The People vs. Larry Flynt Review

by Mark R. Leeper (mleeper AT lucent DOT com)
January 8th, 1997

THE PEOPLE VS. LARRY FLYNT
    A film review by Mark R. Leeper
    Copyright 1997 Mark R. Leeper

    Capsule: This is a high-level and frequently
    very rushed look at the career of wildcat
    pornographer Larry Flynt with emphasis on his
    battle against government censorship. Milos Forman gives us a more superficial treatment of the legal
    issues to make way for a familiar doomed love story and other more salable aspects of Flynt's career.
    In doing so he makes this a much less engaging
    film, albeit more profitable, than it might have
    been. Rating: +1 (-4 to +4).

    As portrayed in this new film, the first directed by Milos Forman in seven years, Larry Flynt is a free spirit who spent most of his life drifting. He makes the decision to publish a magazine with pictures of the dancers at his sleazy Cincinnati strip club, just as a publicity stunt, after that things pretty much just happen to him. The magazine become popular; Flynt becomes rich and famous filling the demand; the local government decides to prosecute him; his cause becomes a major civil liberties case; he becomes a national figure in the anti- censorship movement. In the course of all this he occasionally tries to make decisions that will change the course of his life and his magazine, but none of these decisions ever sticks. He decides to have his Hustler magazine mix fundamentalist Christianity with pornography, but somehow the combination just does not sell. Flynt fires the entire executive staff of his own magazine only to be ignored. He decides that he and his wife, Althea, should kick their drug habits and though he succeeds himself, he finds he has no control over her. Flynt seems to want to scuttle himself when he to be as uncooperative as possible with his lawyer, but his defense goes on in spite of himself, all the way to the Supreme Court. During all of this Flynt shows no admirable traits at all beyond loyalty to Althea.

    The film opens with a prologue set in the early 1950s in Kentucky where a young Larry Flynt is already giving the public what it wants by making and selling his own moonshine. Cut to two decades later and Flynt is running the Hustler Club in Cincinnati. He has the idea to have a magazine to promote his club. Once that is in place he decides to make his HUSTLER magazine what PLAYBOY is not, a magazine overtly aimed at the shotguns and pickups types who come to his club. While at his club he meets dancer Althea Leasure (Courtney Love) who shows immediate romantic interest in Flynt. The publicity says that Flynt is an unlikely hero for a film and that is a true statement. But the hero of the film is Alan Isaacman the civil liberties lawyer who took his principle of defending the First Amendment to the Supreme Court in Flynt's name, often frustratingly sabotaged by the childish antics of Flynt himself. Had there been some nobility shown in Althea beyond her initial loyalty to Flynt, she might have made an interesting character. But eventually she will show herself to be even weaker than her husband.

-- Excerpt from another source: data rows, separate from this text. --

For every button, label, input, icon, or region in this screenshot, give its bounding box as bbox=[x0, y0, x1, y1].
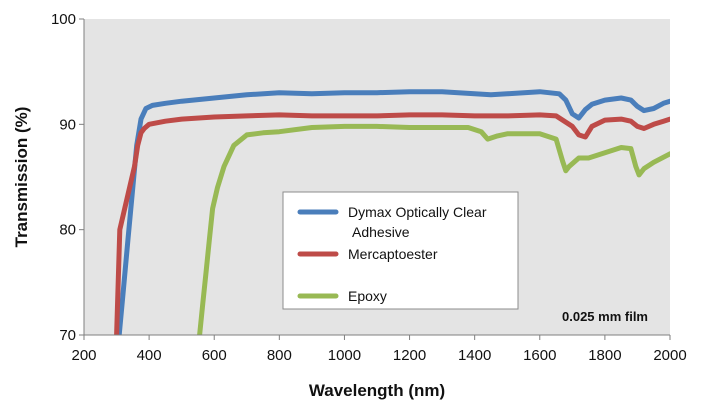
y-tick-label: 70 bbox=[59, 327, 76, 344]
x-tick-label: 1400 bbox=[458, 347, 491, 364]
x-tick-label: 400 bbox=[137, 347, 162, 364]
x-axis-title: Wavelength (nm) bbox=[309, 381, 445, 400]
x-tick-label: 1000 bbox=[328, 347, 361, 364]
y-tick-label: 80 bbox=[59, 222, 76, 239]
series-layer bbox=[114, 89, 670, 335]
x-tick-label: 800 bbox=[267, 347, 292, 364]
legend-label: Adhesive bbox=[352, 224, 410, 240]
series-line bbox=[116, 89, 670, 335]
legend-label: Dymax Optically Clear bbox=[348, 204, 487, 220]
legend-box bbox=[282, 191, 519, 310]
y-axis: 70 80 90 100 bbox=[51, 11, 84, 344]
x-tick-label: 1800 bbox=[588, 347, 621, 364]
x-tick-label: 2000 bbox=[653, 347, 686, 364]
film-thickness-annotation: 0.025 mm film bbox=[562, 309, 648, 324]
legend-label: Epoxy bbox=[348, 288, 387, 304]
legend-label: Mercaptoester bbox=[348, 246, 438, 262]
series-line bbox=[197, 123, 670, 335]
series-line bbox=[114, 112, 670, 335]
y-tick-label: 90 bbox=[59, 116, 76, 133]
x-tick-label: 600 bbox=[202, 347, 227, 364]
x-tick-label: 1200 bbox=[393, 347, 426, 364]
y-tick-label: 100 bbox=[51, 11, 76, 28]
y-axis-title: Transmission (%) bbox=[12, 107, 31, 248]
x-tick-label: 200 bbox=[71, 347, 96, 364]
legend: Dymax Optically Clear Adhesive Mercaptoest… bbox=[282, 191, 519, 310]
x-tick-label: 1600 bbox=[523, 347, 556, 364]
x-axis: 200 400 600 800 1000 1200 1400 1600 1800 2000 bbox=[71, 335, 687, 364]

    Forman tells the story of Larry Flynt, but never gives us much of an emotional investment in his character. Flynt is never anything but selfish in the course of the film. With other characters his love for Althea might have been touching, but only occasionally is there any chemistry between the two of them or any feeling that it is good that these two people have found each other. Interestingly Courtney Love made her film debut in SID AND NANCY, in some ways a very similar film with very similar problems. Forman may have seen parallels between Flynt and McMurphy in his ONE FLEW OVER THE CUCKOO'S NEST, but he was able to capture an emotional core and a nobility in McMurphy that seems lacking in Flynt. Even when his lawyer is winning in court, Flynt seems determined to play the Bad Boy and to derail the proceedings. Forman's telling of the story of Flynt moves too quickly with too little explanation of what is going on. Flynt will be in jail in one scene and out the next organizing a free speech rally without explanation of how he got out of jail. Other obvious production details seem to be ignored. Edward Norton, playing the idealist lawyer, seems not to age at all over the course of the many years the film covers (not including the prologue).

    Woody Harrelson will probably never be a great actor. Here Flynt is supposed to behave in an eccentric manner, and Harrelson does. Flynt is supposed to be superficial and have a fly-weight intellect easily influenced by others, and Harrelson does that sufficiently too. And he is supposed to be juvenile in unexpected places, and he is. On the surface this does not seem like a difficult role to play and Harrelson is just fine. Curiously he is out-performed by the much less experienced Courtney Love as Althea.

    THE PEOPLE VS. LARRY FLYNT has positioned itself to be an engaging film on the meaning of the First Amendment of the constitution. It also is supposed to be a little titillating, though in a style much more subdued than is Flynt's enthusiastic approach. Frankly the film does a better job of the former than the latter. I rate it a +1 on the -4 to +4 scale.